Due to the Thanksgiving holiday in the U.S., we are skipping this Friday’s newsletter, but we’ll be back in a week with another TC+ roundup.
Thanks very much for reading, and have a great week.
Walter Thompson
Editorial Manager, ProWellTech+
@yourprotagonist
Track and capture: Getting started with attention metrics
Once upon a time, metrics like time on site and pages per visit were sufficient for growth marketing, but that’s no longer true.
To track engagement and performance, brands need to know exactly where their ads appear and whether consumers are viewing them actively or passively.
“Viewability is no longer enough, and ‘attention metrics’ are becoming increasingly popular in the industry,” according to Sylvain Le Borgne, MediaMath’s head of data and analytics.
“As attention metrics and measurement continue to mature, brands can learn more, develop a plan aligned with key business outcomes, start optimizing for attention, and kick-off their targeting and measurement tactics to capture consumer attention.”
Get your product and customer success teams on the same page to improve net retention
You don’t need to move the needle far to optimize customer success.
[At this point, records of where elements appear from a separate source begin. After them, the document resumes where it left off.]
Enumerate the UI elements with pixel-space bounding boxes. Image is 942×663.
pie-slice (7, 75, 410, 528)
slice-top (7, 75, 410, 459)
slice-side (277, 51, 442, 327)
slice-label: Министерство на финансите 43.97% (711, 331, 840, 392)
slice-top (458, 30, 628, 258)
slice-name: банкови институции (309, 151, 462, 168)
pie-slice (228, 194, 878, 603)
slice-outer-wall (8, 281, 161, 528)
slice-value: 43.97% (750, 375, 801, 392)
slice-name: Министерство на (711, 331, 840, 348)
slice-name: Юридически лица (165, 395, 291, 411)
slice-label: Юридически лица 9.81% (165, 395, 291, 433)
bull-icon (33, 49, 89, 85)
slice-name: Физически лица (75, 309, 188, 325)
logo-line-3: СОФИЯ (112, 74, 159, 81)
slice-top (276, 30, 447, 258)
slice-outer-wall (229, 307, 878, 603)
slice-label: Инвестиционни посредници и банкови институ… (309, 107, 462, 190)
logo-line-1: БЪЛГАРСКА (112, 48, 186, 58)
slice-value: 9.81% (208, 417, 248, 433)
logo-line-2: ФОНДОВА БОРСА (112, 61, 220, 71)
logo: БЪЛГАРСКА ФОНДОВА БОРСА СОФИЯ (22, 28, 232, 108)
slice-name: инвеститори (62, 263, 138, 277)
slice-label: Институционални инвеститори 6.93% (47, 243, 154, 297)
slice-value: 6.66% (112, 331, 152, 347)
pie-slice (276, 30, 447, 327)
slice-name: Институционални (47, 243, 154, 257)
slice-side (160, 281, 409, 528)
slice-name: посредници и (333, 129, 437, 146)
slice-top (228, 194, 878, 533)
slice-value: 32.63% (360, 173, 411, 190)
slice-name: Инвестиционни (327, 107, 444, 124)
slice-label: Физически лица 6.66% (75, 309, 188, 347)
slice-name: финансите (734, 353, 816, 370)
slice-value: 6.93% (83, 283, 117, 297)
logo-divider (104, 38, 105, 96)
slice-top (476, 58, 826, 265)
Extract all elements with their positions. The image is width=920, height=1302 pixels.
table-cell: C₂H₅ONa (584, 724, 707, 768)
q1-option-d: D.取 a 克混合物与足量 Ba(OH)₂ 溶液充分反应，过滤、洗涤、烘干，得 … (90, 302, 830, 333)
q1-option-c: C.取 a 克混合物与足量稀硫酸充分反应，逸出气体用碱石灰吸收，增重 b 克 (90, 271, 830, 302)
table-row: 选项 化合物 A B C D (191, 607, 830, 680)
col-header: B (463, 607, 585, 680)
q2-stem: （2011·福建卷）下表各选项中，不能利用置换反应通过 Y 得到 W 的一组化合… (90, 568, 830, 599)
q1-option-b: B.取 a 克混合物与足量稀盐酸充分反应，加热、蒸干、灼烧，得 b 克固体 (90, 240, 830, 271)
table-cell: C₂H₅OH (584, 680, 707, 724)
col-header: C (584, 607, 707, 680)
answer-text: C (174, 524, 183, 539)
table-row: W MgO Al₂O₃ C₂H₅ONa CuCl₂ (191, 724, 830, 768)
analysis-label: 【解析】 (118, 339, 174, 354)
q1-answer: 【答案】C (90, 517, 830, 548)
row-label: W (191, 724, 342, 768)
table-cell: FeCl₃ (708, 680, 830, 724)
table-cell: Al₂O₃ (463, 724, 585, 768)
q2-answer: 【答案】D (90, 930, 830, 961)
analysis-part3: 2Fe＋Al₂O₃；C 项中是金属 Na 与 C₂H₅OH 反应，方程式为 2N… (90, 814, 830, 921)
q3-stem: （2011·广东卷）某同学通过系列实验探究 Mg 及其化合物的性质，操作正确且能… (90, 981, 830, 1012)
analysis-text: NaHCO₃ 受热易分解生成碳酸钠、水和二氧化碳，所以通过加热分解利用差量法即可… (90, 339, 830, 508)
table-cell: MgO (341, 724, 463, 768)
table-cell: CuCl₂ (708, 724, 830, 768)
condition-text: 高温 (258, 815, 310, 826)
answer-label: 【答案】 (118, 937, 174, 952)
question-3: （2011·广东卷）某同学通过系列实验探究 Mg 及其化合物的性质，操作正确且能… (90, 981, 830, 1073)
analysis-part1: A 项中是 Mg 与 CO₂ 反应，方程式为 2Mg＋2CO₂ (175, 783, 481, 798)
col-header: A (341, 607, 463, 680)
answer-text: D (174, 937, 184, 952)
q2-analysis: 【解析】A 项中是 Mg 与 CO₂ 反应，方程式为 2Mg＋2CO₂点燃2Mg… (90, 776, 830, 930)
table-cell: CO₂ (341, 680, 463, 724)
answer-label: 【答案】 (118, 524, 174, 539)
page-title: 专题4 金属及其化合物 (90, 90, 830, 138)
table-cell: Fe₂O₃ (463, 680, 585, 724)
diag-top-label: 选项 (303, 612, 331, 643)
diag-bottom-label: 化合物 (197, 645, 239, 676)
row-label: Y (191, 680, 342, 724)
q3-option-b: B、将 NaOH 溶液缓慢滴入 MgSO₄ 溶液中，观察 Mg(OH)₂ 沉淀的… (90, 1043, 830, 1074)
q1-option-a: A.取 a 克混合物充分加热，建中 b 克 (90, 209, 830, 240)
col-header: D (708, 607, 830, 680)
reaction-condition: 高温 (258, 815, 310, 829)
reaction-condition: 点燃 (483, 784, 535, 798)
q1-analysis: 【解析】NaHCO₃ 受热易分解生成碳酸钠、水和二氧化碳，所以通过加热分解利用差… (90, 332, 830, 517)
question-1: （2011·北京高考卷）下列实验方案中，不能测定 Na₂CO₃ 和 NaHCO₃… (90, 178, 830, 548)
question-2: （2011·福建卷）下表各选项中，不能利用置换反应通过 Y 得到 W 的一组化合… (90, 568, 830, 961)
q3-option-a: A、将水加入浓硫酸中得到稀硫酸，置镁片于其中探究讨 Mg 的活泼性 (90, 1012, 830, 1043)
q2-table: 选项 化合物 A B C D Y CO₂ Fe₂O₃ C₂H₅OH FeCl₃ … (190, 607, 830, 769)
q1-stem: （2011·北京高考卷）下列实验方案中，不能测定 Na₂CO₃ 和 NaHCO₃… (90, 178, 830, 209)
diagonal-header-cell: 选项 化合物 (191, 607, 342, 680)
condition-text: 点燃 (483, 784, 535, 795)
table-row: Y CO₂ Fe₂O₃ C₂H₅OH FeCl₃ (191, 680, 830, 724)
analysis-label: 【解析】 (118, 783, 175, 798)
SaaS startups that incrementally improve will stack small wins that have the potential to alter the company’s trajectory.
Instead of using a traditional siloed approach, founders should consider rolling their product and CX teams into a single unit to promote cohesion, writes Bryan House, SVP of product and customer success at Elastic Path.
“Regardless of what you call the role, product management, UX and customer success should report to the same person,” he advises.
“This leader should create a structure that shares incentives and common goals aligned to your customers’ measures of success.”
A love letter to micro funds, the backbone and future of venture capital
Venture capital funds can reach into the billions, but smaller pools that max out at $50 million or less “are truly the funds that power the future of the industry,” reports Rebecca Szkutak.
Last year, Pitchbook recorded $147.2 billion in general venture fundraising inside the United States, with micro funds raising nearly $17 billion of that amount.
“[They are] often the first investment in a company, which creates more opportunity in the lifecycle,” said PitchBook senior venture analyst Kyle Stanford.
“Especially when we talk about how much capital has gone into the venture market, it wouldn’t have been possible without the high number of micro funds.”
During a recession, look to drive growth through customer retention
Finding ways to reduce customer churn is the heart of any growth-through-retention strategy, but centralizing first-party data is step one, according to Vijay Sundaram, chief strategy officer at Zoho.
Weaving together different signals like social media, website behavior and CRM data will help identify high-value customers and drive engagement, but “first-party data is likely stored across multiple departments and systems, including marketing, customer advocacy, sales and support,” he writes.
“Building rich customer profiles and establishing a culture of information sharing need to be core functions of customer-facing teams.”